NEW YORK - Developing countries could install hundreds of thousands of megawatts of renewable energy capacity and help relieve poverty and volatile oil bills in those nations, UN officials said on Thursday.
The Solar and Wind Energy Resource Assessment (SWERA), a group of 25 global institutions organized by the UN's Environment program, found renewable wind and solar power potential in 13 developing nations in Africa, Asia, and South and Central America.
Industrialized nations such as Germany and Japan are currently the leading developers of solar and wind power.
But the potential wind and solar power in developing nations is much bigger than the roughly 50,000 MW of total installed power from those sources in the entire world, according to SWERA. The installed total is about enough to power 50 million average American homes on windy days.
China alone has the potential for more than 100,000 MWs of renewable power, while Brazil also has large amounts, according to the SWERA study. Small countries also have surprising potential.
Sri Lanka has a wind power potential of 26,000 MW, which is 10 times the country's installed electricity capacity. And windy Lake Nicaragua gives that tiny Central American country 20,000 MWs of potential renewable power, said Tom Hamlin, SWERA's project manager.
The benefits for each country differ. "If you look at China and Brazil they're going to be manufacturing the (renewable) plants and there are big economic benefits in that," said Hamlin. "And there are broad economic benefits for the smaller countries," he said. "Instead of always importing petroleum they would have domestic resources so they would save on the costs and risks of having petroleum prices fluctuate wildly."

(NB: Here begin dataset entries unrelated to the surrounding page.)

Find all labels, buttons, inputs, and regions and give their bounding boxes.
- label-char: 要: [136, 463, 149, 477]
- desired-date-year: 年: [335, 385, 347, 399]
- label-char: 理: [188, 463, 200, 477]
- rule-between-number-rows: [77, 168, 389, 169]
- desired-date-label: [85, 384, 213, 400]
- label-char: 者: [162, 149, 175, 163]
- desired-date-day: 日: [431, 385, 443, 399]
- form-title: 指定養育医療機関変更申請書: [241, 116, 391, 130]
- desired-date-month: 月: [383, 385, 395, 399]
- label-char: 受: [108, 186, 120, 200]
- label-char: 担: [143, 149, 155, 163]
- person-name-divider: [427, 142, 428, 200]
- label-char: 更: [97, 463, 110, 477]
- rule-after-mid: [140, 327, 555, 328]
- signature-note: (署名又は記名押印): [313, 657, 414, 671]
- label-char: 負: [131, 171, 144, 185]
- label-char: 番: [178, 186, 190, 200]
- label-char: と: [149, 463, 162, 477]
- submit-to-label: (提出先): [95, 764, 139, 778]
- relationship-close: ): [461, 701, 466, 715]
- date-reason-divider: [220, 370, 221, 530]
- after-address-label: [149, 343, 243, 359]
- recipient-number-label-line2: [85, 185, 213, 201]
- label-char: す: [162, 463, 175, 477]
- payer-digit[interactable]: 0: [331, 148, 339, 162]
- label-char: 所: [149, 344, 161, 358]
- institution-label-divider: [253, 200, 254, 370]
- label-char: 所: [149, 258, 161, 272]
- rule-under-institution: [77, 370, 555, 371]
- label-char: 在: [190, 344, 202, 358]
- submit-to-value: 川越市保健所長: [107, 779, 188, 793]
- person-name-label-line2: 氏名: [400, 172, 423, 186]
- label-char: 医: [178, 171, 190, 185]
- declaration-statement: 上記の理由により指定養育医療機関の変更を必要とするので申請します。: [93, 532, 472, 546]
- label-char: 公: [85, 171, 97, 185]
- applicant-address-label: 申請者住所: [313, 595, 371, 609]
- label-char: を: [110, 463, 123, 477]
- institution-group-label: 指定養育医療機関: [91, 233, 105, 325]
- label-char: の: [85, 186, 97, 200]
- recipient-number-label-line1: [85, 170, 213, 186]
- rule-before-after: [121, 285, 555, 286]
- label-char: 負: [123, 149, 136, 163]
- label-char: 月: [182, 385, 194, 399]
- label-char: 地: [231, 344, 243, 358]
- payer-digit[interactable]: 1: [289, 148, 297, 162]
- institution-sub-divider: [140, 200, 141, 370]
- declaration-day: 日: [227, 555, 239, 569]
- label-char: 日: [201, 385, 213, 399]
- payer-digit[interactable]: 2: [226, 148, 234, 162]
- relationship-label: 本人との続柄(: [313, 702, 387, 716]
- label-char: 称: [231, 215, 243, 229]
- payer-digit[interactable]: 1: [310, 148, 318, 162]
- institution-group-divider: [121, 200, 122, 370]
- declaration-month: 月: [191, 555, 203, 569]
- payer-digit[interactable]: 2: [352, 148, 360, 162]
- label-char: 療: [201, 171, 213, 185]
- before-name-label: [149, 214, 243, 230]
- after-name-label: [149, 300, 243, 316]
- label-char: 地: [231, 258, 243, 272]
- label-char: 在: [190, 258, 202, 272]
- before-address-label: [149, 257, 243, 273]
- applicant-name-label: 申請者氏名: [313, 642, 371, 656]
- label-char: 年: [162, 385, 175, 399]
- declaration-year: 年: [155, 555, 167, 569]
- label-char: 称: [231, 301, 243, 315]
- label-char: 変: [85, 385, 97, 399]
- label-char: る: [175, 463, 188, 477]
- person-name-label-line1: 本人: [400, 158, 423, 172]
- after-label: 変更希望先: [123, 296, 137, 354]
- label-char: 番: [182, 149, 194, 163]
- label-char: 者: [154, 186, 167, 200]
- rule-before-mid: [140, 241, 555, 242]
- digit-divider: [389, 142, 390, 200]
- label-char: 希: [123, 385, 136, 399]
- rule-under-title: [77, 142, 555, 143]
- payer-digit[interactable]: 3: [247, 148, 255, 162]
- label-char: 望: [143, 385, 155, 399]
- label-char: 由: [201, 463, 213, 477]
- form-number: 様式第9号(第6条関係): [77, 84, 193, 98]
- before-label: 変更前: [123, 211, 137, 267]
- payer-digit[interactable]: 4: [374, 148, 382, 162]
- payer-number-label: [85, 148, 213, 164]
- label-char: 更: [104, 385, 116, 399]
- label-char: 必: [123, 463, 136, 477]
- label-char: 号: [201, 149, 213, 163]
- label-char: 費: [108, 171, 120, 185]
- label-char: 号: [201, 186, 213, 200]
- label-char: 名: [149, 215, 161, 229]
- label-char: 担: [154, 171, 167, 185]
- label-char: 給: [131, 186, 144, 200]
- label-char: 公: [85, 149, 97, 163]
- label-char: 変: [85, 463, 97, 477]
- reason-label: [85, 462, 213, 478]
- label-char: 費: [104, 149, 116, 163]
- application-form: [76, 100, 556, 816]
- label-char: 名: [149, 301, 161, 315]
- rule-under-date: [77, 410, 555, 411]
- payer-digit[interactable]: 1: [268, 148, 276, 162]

Participating organizations in SWERA include the US Renewable Energy Laboratory, the Ministry of Energy in Nicaragua and Ethiopian Rural Energy Development Center.
Each of the developing nations will take SWERA's data and report back how much of the potential space could actually be turned into usable area for renewable energy. The individual reports, which are due by the end of the year, are likely show slightly less renewable power potential, said Hamlin.